Most of the spending on ISPs is in the community health sector; in 2015/16:
• 44% of NHS spending on ISPs was spent on community health services;
• 25% on general and acute services
• 11% on mental health and learning disability
• 2% on primary care
Companies with major contracts include BMI, Ramsay, BUPA, Care UK, Nuffield Health, Spire and Virgin Care. Many of these companies are part of larger corporate structures with partners based in tax havens, making it possible for them to avoid UK tax. Privatisation takes many forms, including private care in NHS hospitals, NHS care in private hospitals, extensive contracts for NHS community services, ambulance services, prison healthcare and learning disability services.
An important impact of privatisation is the replacement of skilled professionals with staff with lower levels of training and skill – replacing doctor posts with 2-year trained ‘physician associates’, registered nurses with ‘nursing associates’ or unqualified staff, and other healthcare professionals with ‘associates’.
To date privatisation has involved contracts for particular services or groups of services. However, new plans starting from 2017 are set to involve massive tenders for Accountable Care Systems (ACSs) and Accountable Care Organisations (ACOs) which could see the wholesale privatisation of NHS services in a particular area. Further information can be found through this link.
Private Finance Initiative; Buildings and Infrastructure
The Thatcher government introduced the private finance initiative (PFI) as a way to raise money for crumbling hospitals and other public sector buildings. In opposition Labour castigated PFI, but went on to embrace it and greatly extend PFI as part of New Labour’s ‘Third Way’, leaving a massive legacy of unsustainable debt.
Around 100 NHS hospitals have been built under the PFI. Ownership of these hospitals has undergone dramatic shifts over the last decade, and nine out of ten of these assets are now effectively owned by international investment funds.

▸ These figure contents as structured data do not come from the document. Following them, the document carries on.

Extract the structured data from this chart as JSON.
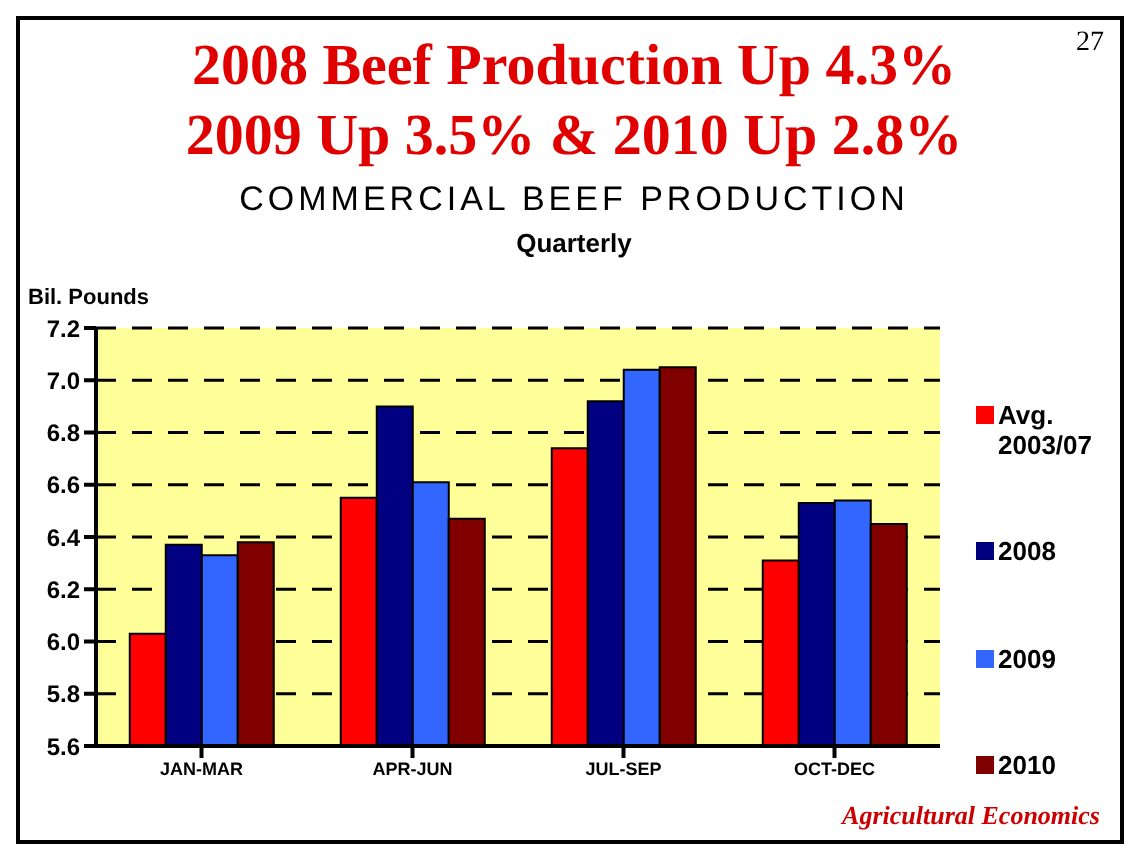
{
  "chart_data": {
    "type": "bar",
    "title": "2008 Beef Production Up 4.3%\n2009 Up 3.5% & 2010 Up 2.8%",
    "subtitle": "COMMERCIAL BEEF PRODUCTION\nQuarterly",
    "ylabel": "Bil. Pounds",
    "categories": [
      "JAN-MAR",
      "APR-JUN",
      "JUL-SEP",
      "OCT-DEC"
    ],
    "series": [
      {
        "name": "Avg.\n2003/07",
        "color": "#ff0000",
        "values": [
          6.03,
          6.55,
          6.74,
          6.31
        ]
      },
      {
        "name": "2008",
        "color": "#000080",
        "values": [
          6.37,
          6.9,
          6.92,
          6.53
        ]
      },
      {
        "name": "2009",
        "color": "#3366ff",
        "values": [
          6.33,
          6.61,
          7.04,
          6.54
        ]
      },
      {
        "name": "2010",
        "color": "#800000",
        "values": [
          6.38,
          6.47,
          7.05,
          6.45
        ]
      }
    ],
    "ylim": [
      5.6,
      7.2
    ],
    "yticks": [
      5.6,
      5.8,
      {
        "value": 6,
        "label": "6.0"
      },
      6.2,
      6.4,
      6.6,
      6.8,
      {
        "value": 7,
        "label": "7.0"
      },
      7.2
    ],
    "grid": "y",
    "legend": "right",
    "annotations": [
      "27",
      "Agricultural Economics"
    ]
  }
}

The twenty hospital PFI schemes in London cost £2.7bn to build, but will require payments totalling £20.2bn from the fifteen NHS trusts that are involved in these contracts. Trusts with PFIs are allocating a significant proportion of their operating revenue to PFI. The two most indebted, are spending over 10% of their income on PFI. On average the schemes in London could have borrowed 1.5 times more capital if they had been financed through public lending (discounting at 4%), such as a municipal bond.
2017 Naylor Review
In 2017, The Naylor Review has raised the spectre of a new wave of Public Private Partnerships (PPPs) to create the new buildings and infrastructure set out in the Government’s Five Year Forward View (FYFV).
Government expects NHS managers to make cuts amounting to £22billion per year by 2020-21, compared with 2015 levels of spending. The only way to achieve this level of savings is through closing many local hospitals and community sites and reducing staff costs. Local facilities will be replaced by a small number of new ‘community hubs’ housing some specialist provision and large numbers of staff – and will mean long journeys and hours of travel for many patients.
The Naylor Review proposes partnerships with property developers to sell off many existing buildings. Developers will build the new community hubs, leasing these back to the NHS, no doubt at exorbitant costs.